People are dreaming away and being very power-hungry, that is not why we buy consoles. Consoles never really had high-end hardware on release for the most. Some buzzwords from Mark Cerny seems to have upped some expectations and hype, which probably was their intention anyway.
 
We are talking more than double the performance of the PS4 Pro, and considering fp16 adds 30% performance when utilized, we end up with ~1.9 x the X1X performance;
This really isn't how RPM works which is what your talking about.
FP16 is already available and helps register pressure.
RPM can only be used in small amount of situations where you can get away with such a reduction in precision. Not as many places as you seem to think.
Useful and worth using but it's not going to give you the level of TF boost you seem to think.
 
Consoles never really had high-end hardware on release for the most.
I don't know if this is really true. Personally I think the only console hardware that's launched that was already outclassed by PC hardware has been Xbox One and PS4. Sure, PC hardware has outpaced consoles, but I think if you look back and think of the PC hardware available in, say, 1994, the PS1 would have been considered high end. 3Dfx Voodoo was at least a year away, PC hardware lacked the advanced video decompression of PS1, and it's lighting and geometry engine is very impressive for it's time. PS2 was mighty impressive. It's pixel fillrate is insane, as was it's geometry engine. Xbox launched with what amounts to a Geforce 3, along side the launch of the Geforce 3. Even then, Xbox had twice the vertex shaders. 360 had a tesellator, unified shaders, 4 sample per pixel per cycle MSAA, and competitive fillrate. And the PS3... Well Cell was paper impressive. If you go back further, console's ability to scroll backgrounds and draw sprites destroyed what was available on PC's when they launched.

Anyway, consoles have launched with high end hardware. They just don't anymore. I think it's partly because the PS3 / 360 generation was so long that even midrange parts were a huge upgrade, plus PC hardware's pace, especially in the ultra high end, has really gotten out of hand.
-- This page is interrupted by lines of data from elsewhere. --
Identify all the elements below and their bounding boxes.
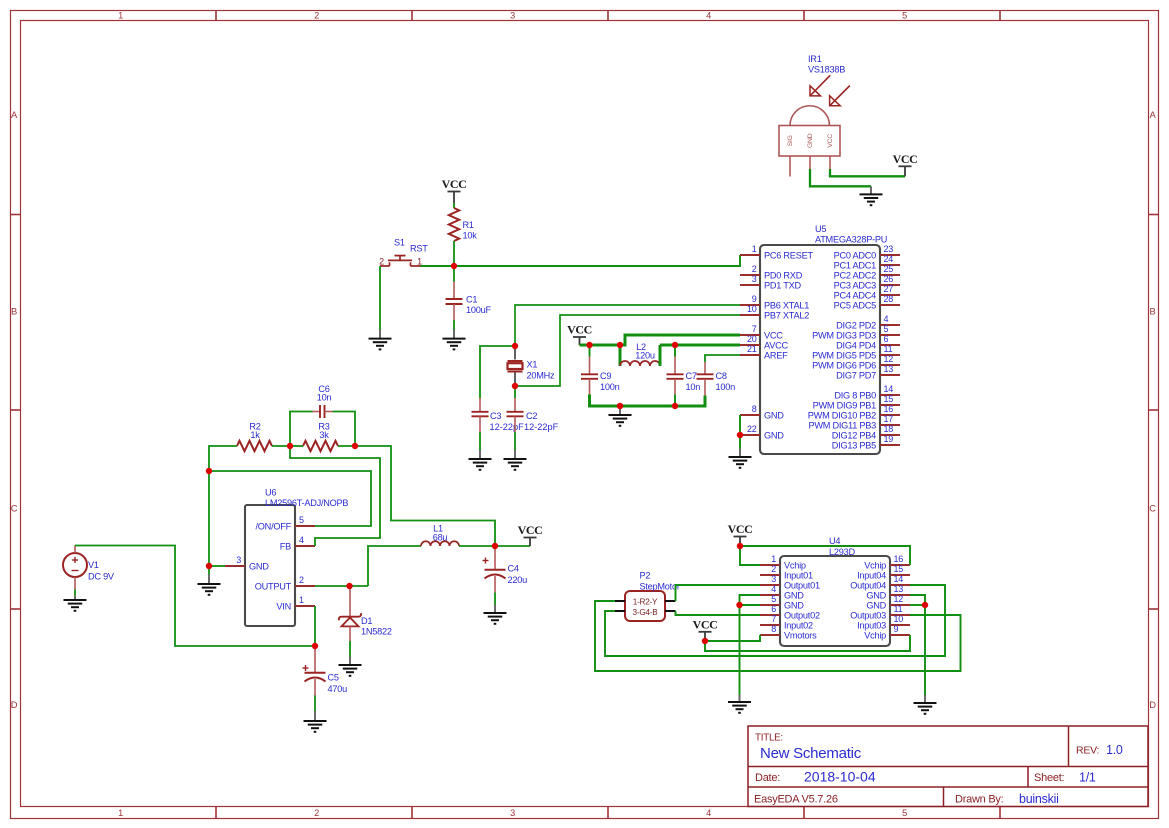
svg-text:10n: 10n [686,382,701,392]
wire C4 to ground [494,593,496,605]
svg-text:A: A [11,109,18,120]
svg-text:4: 4 [706,808,711,818]
ground (C3) [469,450,492,470]
svg-text:120u: 120u [635,351,655,361]
ground (rail) [609,406,632,426]
wire VCC to U4 pin1 [740,546,760,565]
wire U5 AREF to C8 [705,355,740,362]
svg-text:DIG13 PB5: DIG13 PB5 [832,440,876,450]
svg-text:2: 2 [299,575,304,585]
svg-text:PC0 ADC0: PC0 ADC0 [834,250,877,260]
svg-text:VS1838B: VS1838B [808,64,845,74]
svg-text:TITLE:: TITLE: [755,733,783,744]
svg-text:Output03: Output03 [850,610,886,620]
wire node A to R3 [290,445,303,447]
svg-text:Drawn By:: Drawn By: [955,794,1004,806]
wire U6 VIN down [314,606,316,646]
svg-text:PWM DIG11 PB3: PWM DIG11 PB3 [808,420,876,430]
svg-text:3: 3 [510,11,515,21]
svg-text:1/1: 1/1 [1079,771,1096,785]
svg-text:11: 11 [894,604,903,614]
svg-text:C7: C7 [686,371,697,381]
svg-text:470u: 470u [328,684,348,694]
wire P2 to U4 Output01 [676,585,761,601]
svg-text:10k: 10k [463,231,478,241]
svg-text:U5: U5 [815,224,826,234]
svg-text:15: 15 [884,394,894,404]
wire L2 to U5 AVCC [660,344,740,347]
VCC flag (U4) [728,522,753,546]
wire U4 GND right [910,595,925,695]
svg-text:D: D [11,699,18,710]
IR1 VCC pin [829,156,831,169]
svg-text:U6: U6 [265,488,276,498]
svg-text:25: 25 [884,264,894,274]
capacitor C5 [303,646,348,696]
ground (U5) [729,449,752,468]
svg-text:GND: GND [764,430,784,440]
driver U4 L293D [760,536,910,646]
capacitor C6 [290,384,355,446]
svg-text:PD0 RXD: PD0 RXD [764,270,803,280]
wire VCC to U4 pin16 [740,546,910,565]
svg-text:GND: GND [866,590,886,600]
wire S1 pin2 to ground [379,266,381,330]
capacitor C7 [667,345,701,395]
svg-text:5: 5 [299,515,304,525]
svg-text:1: 1 [771,554,776,564]
inductor L2 [620,342,660,366]
ground (U6) [198,566,221,595]
svg-text:C4: C4 [508,564,519,574]
VCC flag (rail) [567,323,592,345]
VCC flag (R1) [442,177,467,203]
svg-text:X1: X1 [527,360,538,370]
capacitor C1 [446,282,492,321]
svg-text:GND: GND [784,590,804,600]
svg-text:2: 2 [752,264,757,274]
svg-text:2: 2 [379,257,384,267]
svg-text:Output02: Output02 [784,610,820,620]
svg-text:4: 4 [299,535,304,545]
svg-text:1: 1 [299,595,304,605]
ground (U4 left) [728,695,751,713]
wire D1 to ground [349,626,351,656]
svg-text:PWM DIG5 PD5: PWM DIG5 PD5 [812,350,876,360]
wire P2 to U4 Output04 [605,585,945,656]
svg-text:PB6 XTAL1: PB6 XTAL1 [764,300,809,310]
svg-text:100n: 100n [600,382,620,392]
svg-text:PC4 ADC4: PC4 ADC4 [834,290,877,300]
svg-text:1.0: 1.0 [1106,743,1123,757]
svg-text:FB: FB [280,541,291,551]
svg-text:12-22pF: 12-22pF [490,422,525,432]
svg-text:5: 5 [902,11,907,21]
svg-text:PWM DIG9 PB1: PWM DIG9 PB1 [813,400,877,410]
svg-text:StepMotor: StepMotor [640,581,680,591]
svg-text:/ON/OFF: /ON/OFF [255,521,291,531]
wire R2 to node A [272,445,290,447]
svg-text:PB7 XTAL2: PB7 XTAL2 [764,310,809,320]
svg-text:New Schematic: New Schematic [760,745,862,762]
svg-text:VCC: VCC [893,152,918,166]
svg-text:6: 6 [771,604,776,614]
svg-text:68u: 68u [433,533,448,543]
svg-text:C: C [11,502,18,513]
svg-text:PD1 TXD: PD1 TXD [764,280,801,290]
ground (C4) [484,605,507,624]
wire FB net [290,446,380,546]
svg-text:C3: C3 [490,411,501,421]
svg-text:B: B [11,306,17,317]
svg-text:VCC: VCC [442,177,467,191]
regulator U6 LM2596T-ADJ/NOPB [225,488,348,627]
svg-text:VCC: VCC [764,330,783,340]
capacitor C2 [507,398,559,432]
wire U5 XTAL2 to X1 [515,315,740,386]
wire U5 XTAL1 to X1 [515,305,740,346]
connector P2 StepMotor [615,571,680,622]
wire C2 to ground [514,432,516,450]
wire R2 left net [209,446,237,471]
svg-text:DC 9V: DC 9V [88,572,115,582]
svg-text:VCC: VCC [518,523,543,537]
svg-text:9: 9 [894,624,899,634]
svg-text:Input04: Input04 [857,570,886,580]
svg-text:VCC: VCC [728,522,753,536]
svg-text:PC1 ADC1: PC1 ADC1 [834,260,877,270]
svg-text:GND: GND [866,600,886,610]
svg-text:28: 28 [884,294,894,304]
svg-text:23: 23 [884,244,894,254]
svg-text:ATMEGA328P-PU: ATMEGA328P-PU [815,235,887,245]
capacitor C8 [697,362,736,396]
ground (D1) [339,657,362,676]
svg-text:1: 1 [752,244,757,254]
svg-text:Input03: Input03 [857,620,886,630]
svg-text:PWM DIG3 PD3: PWM DIG3 PD3 [812,330,876,340]
svg-text:VIN: VIN [276,601,291,611]
svg-text:17: 17 [884,414,894,424]
svg-text:Vchip: Vchip [864,560,886,570]
svg-text:PC5 ADC5: PC5 ADC5 [834,300,877,310]
svg-text:U4: U4 [829,536,840,546]
wire node C to U6 GND [208,471,210,566]
svg-text:C9: C9 [600,371,611,381]
wire VCC to U4 pin9 [705,635,910,651]
capacitor C9 [581,345,620,395]
svg-text:4: 4 [706,11,711,21]
svg-text:GND: GND [807,133,814,148]
resistor R1 [449,208,477,241]
svg-text:V1: V1 [88,560,99,570]
svg-text:C8: C8 [716,371,727,381]
svg-text:LM2596T-ADJ/NOPB: LM2596T-ADJ/NOPB [265,498,348,508]
svg-text:Input02: Input02 [784,620,813,630]
svg-text:3: 3 [771,574,776,584]
svg-text:GND: GND [249,561,269,571]
svg-text:20MHz: 20MHz [527,371,556,381]
resistor R2 [237,422,272,452]
svg-text:1N5822: 1N5822 [361,627,392,637]
svg-text:AREF: AREF [764,350,788,360]
microcontroller U5 ATMEGA328P-PU [740,224,900,454]
svg-text:15: 15 [894,564,904,574]
diode D1 1N5822 [338,586,392,637]
svg-text:B: B [1149,306,1155,317]
svg-text:Output04: Output04 [850,580,886,590]
svg-text:9: 9 [752,294,757,304]
svg-text:5: 5 [902,808,907,818]
svg-text:14: 14 [884,384,894,394]
ground (IR1) [860,186,883,205]
svg-text:L293D: L293D [829,547,855,557]
svg-text:12: 12 [894,594,904,604]
wire VCC rail to U5 VCC [580,335,741,345]
svg-text:4: 4 [771,584,776,594]
svg-text:DIG12 PB4: DIG12 PB4 [832,430,876,440]
svg-text:DIG7 PD7: DIG7 PD7 [836,370,876,380]
wire to U6 GND pin [209,565,225,567]
ground (S1) [369,330,392,350]
svg-text:10: 10 [894,614,904,624]
svg-text:Sheet:: Sheet: [1034,772,1064,784]
wire node C to ON/OFF [209,471,371,526]
wire VCC to R1 [453,203,455,208]
svg-text:3-G4-B: 3-G4-B [633,608,659,617]
net label RST [410,244,428,254]
svg-text:DIG2 PD2: DIG2 PD2 [836,320,876,330]
svg-text:8: 8 [752,404,757,414]
svg-text:IR1: IR1 [808,54,822,64]
svg-text:R1: R1 [463,220,474,230]
wire V1 to ground [74,590,76,596]
svg-text:GND: GND [764,410,784,420]
IR receiver IR1 labels [808,54,845,74]
svg-text:A: A [1149,109,1156,120]
svg-text:4: 4 [884,314,889,324]
svg-text:5: 5 [884,324,889,334]
ground (V1) [64,596,87,611]
wire VCC to U4 pin8 [705,635,760,641]
wire U6 OUTPUT [315,585,368,587]
wire IR1 VCC [830,169,905,176]
svg-text:10: 10 [747,304,757,314]
svg-text:VCC: VCC [693,617,718,631]
wire V1 to VIN [75,546,315,647]
svg-text:VCC: VCC [827,134,834,148]
wire OUTPUT to L1 [368,546,421,586]
svg-text:220u: 220u [508,575,528,585]
svg-text:3: 3 [236,555,241,565]
wire R3 to node B [338,445,355,447]
voltage source V1 [63,546,115,590]
svg-text:1: 1 [118,11,123,21]
wire node RST to U5 pin1 [421,255,741,266]
title block [748,726,1148,807]
svg-text:VCC: VCC [567,323,592,337]
capacitor C3 [472,398,525,432]
svg-text:D1: D1 [361,616,372,626]
svg-text:3: 3 [510,808,515,818]
svg-text:12: 12 [884,354,894,364]
wire C5 to ground [314,696,316,712]
svg-text:PWM DIG10 PB2: PWM DIG10 PB2 [808,410,876,420]
svg-text:D: D [1149,699,1156,710]
svg-text:3: 3 [752,274,757,284]
svg-text:100uF: 100uF [466,305,491,315]
inductor L1 [421,524,459,547]
wire C1 to ground [453,320,455,330]
ground (C5) [304,711,327,732]
svg-text:C5: C5 [328,673,339,683]
svg-text:S1: S1 [394,238,405,248]
svg-text:EasyEDA V5.7.26: EasyEDA V5.7.26 [754,794,838,806]
wire L1 to VCC [459,545,530,547]
svg-text:18: 18 [884,424,894,434]
wire X1 to C3 [480,346,515,398]
svg-text:10n: 10n [317,393,332,403]
svg-text:19: 19 [884,434,894,444]
svg-text:13: 13 [884,364,894,374]
svg-text:100n: 100n [716,382,736,392]
svg-text:AVCC: AVCC [764,340,788,350]
svg-text:8: 8 [771,624,776,634]
svg-text:13: 13 [894,584,904,594]
svg-text:PC2 ADC2: PC2 ADC2 [834,270,877,280]
svg-text:1k: 1k [250,430,260,440]
svg-text:Vmotors: Vmotors [784,630,817,640]
crystal X1 [508,346,556,386]
svg-text:SIG: SIG [787,135,794,146]
svg-text:PWM DIG6 PD6: PWM DIG6 PD6 [812,360,876,370]
svg-text:GND: GND [784,600,804,610]
svg-text:6: 6 [884,334,889,344]
wire C3 to ground [479,432,481,450]
svg-text:5: 5 [771,594,776,604]
svg-text:PC3 ADC3: PC3 ADC3 [834,280,877,290]
svg-text:16: 16 [884,404,894,414]
capacitor C4 [483,546,528,593]
svg-text:RST: RST [410,244,428,254]
wire U4 GND left [740,595,761,695]
switch S1 [379,238,422,267]
wire P2 to U4 Output03 [595,601,961,671]
IR1 SIG pin [789,156,791,177]
wire U5 GND to ground [739,415,741,449]
svg-text:7: 7 [752,324,757,334]
svg-text:Input01: Input01 [784,570,813,580]
svg-text:11: 11 [884,344,893,354]
svg-text:1: 1 [118,808,123,818]
svg-text:C: C [1149,502,1156,513]
svg-text:24: 24 [884,254,894,264]
svg-text:P2: P2 [640,571,651,581]
svg-text:20: 20 [747,334,757,344]
svg-text:PC6 RESET: PC6 RESET [764,250,813,260]
wire node B to VCC sense [355,446,495,546]
ground (C1) [443,330,466,350]
svg-text:2: 2 [314,808,319,818]
svg-text:Date:: Date: [755,772,780,784]
resistor R3 [303,422,338,452]
svg-text:C1: C1 [466,295,477,305]
svg-text:1: 1 [417,257,422,267]
svg-text:OUTPUT: OUTPUT [255,581,292,591]
svg-text:REV:: REV: [1076,745,1099,757]
ground (C2) [504,450,527,470]
svg-text:14: 14 [894,574,904,584]
VCC flag (L1) [518,523,543,546]
wire R1 to node RST [453,241,455,266]
wire ground rail [590,395,706,407]
svg-text:2: 2 [314,11,319,21]
svg-text:7: 7 [771,614,776,624]
svg-text:3k: 3k [319,430,329,440]
svg-text:C2: C2 [526,411,537,421]
ground (U4 right) [914,695,937,714]
wire P2 to U4 Output02 [676,611,761,615]
svg-text:16: 16 [894,554,904,564]
svg-text:DIG4 PD4: DIG4 PD4 [836,340,876,350]
VCC flag (Vmotors) [693,617,718,641]
svg-text:DIG 8 PB0: DIG 8 PB0 [834,390,876,400]
svg-text:2: 2 [771,564,776,574]
wire RST to C1 [453,266,455,282]
IR receiver IR1 [779,75,850,156]
IR1 GND pin [809,156,811,169]
svg-text:26: 26 [884,274,894,284]
svg-text:1-R2-Y: 1-R2-Y [633,597,658,606]
svg-text:22: 22 [747,424,757,434]
VCC flag (IR1) [893,152,918,176]
svg-text:2018-10-04: 2018-10-04 [804,769,876,785]
wire X1 to C2 [514,386,516,398]
svg-text:Output01: Output01 [784,580,820,590]
svg-text:12-22pF: 12-22pF [524,422,559,432]
svg-text:Vchip: Vchip [784,560,806,570]
svg-text:buinskii: buinskii [1019,792,1059,806]
svg-text:27: 27 [884,284,894,294]
svg-text:Vchip: Vchip [864,630,886,640]
wire IR1 GND to ground [810,169,871,186]
svg-text:21: 21 [747,344,757,354]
I think traditionally (since the launch of 3D hardware) the highest end PC graphics cards have been close to price range of a console, at launch. An X800XT was roughly $450 when the 360 launched, IIRC. A 20GB 360 was $399.99. Now, we've got the ultra-high end PC graphics cards at $1300+. There's no way a console can launch at that price unless they want to get 3DO'd. Which also launched with impressive hardware at the time.
 
The only way Sony can keep on its promise of no loading times (including the initial loading of games) is if they ship PS5 with 1TB of non-upgradable ultra fast SSD. They can either have an empty slot for user upgradable HDD/SSD sata3 or allow external HDD/SSD.

Initially, about 8-10 AAA games can be installed on the non-upgradable ultra fast SSD drive, but once an HDD is installed all games will be transferred to that storage and the whole ultra fast SSD will be turned into a scratch pad.

250 GB = scratch pad for the actual game being played
750 GB = 20GB of each games are installed

Up to 35 games (20 GB each) can be installed on the SSD and there will be zero loading times, not even the initial start up.

If 256 TB SSD + 2 TB HDD is a lot cheaper, maybe Sony will still go that route.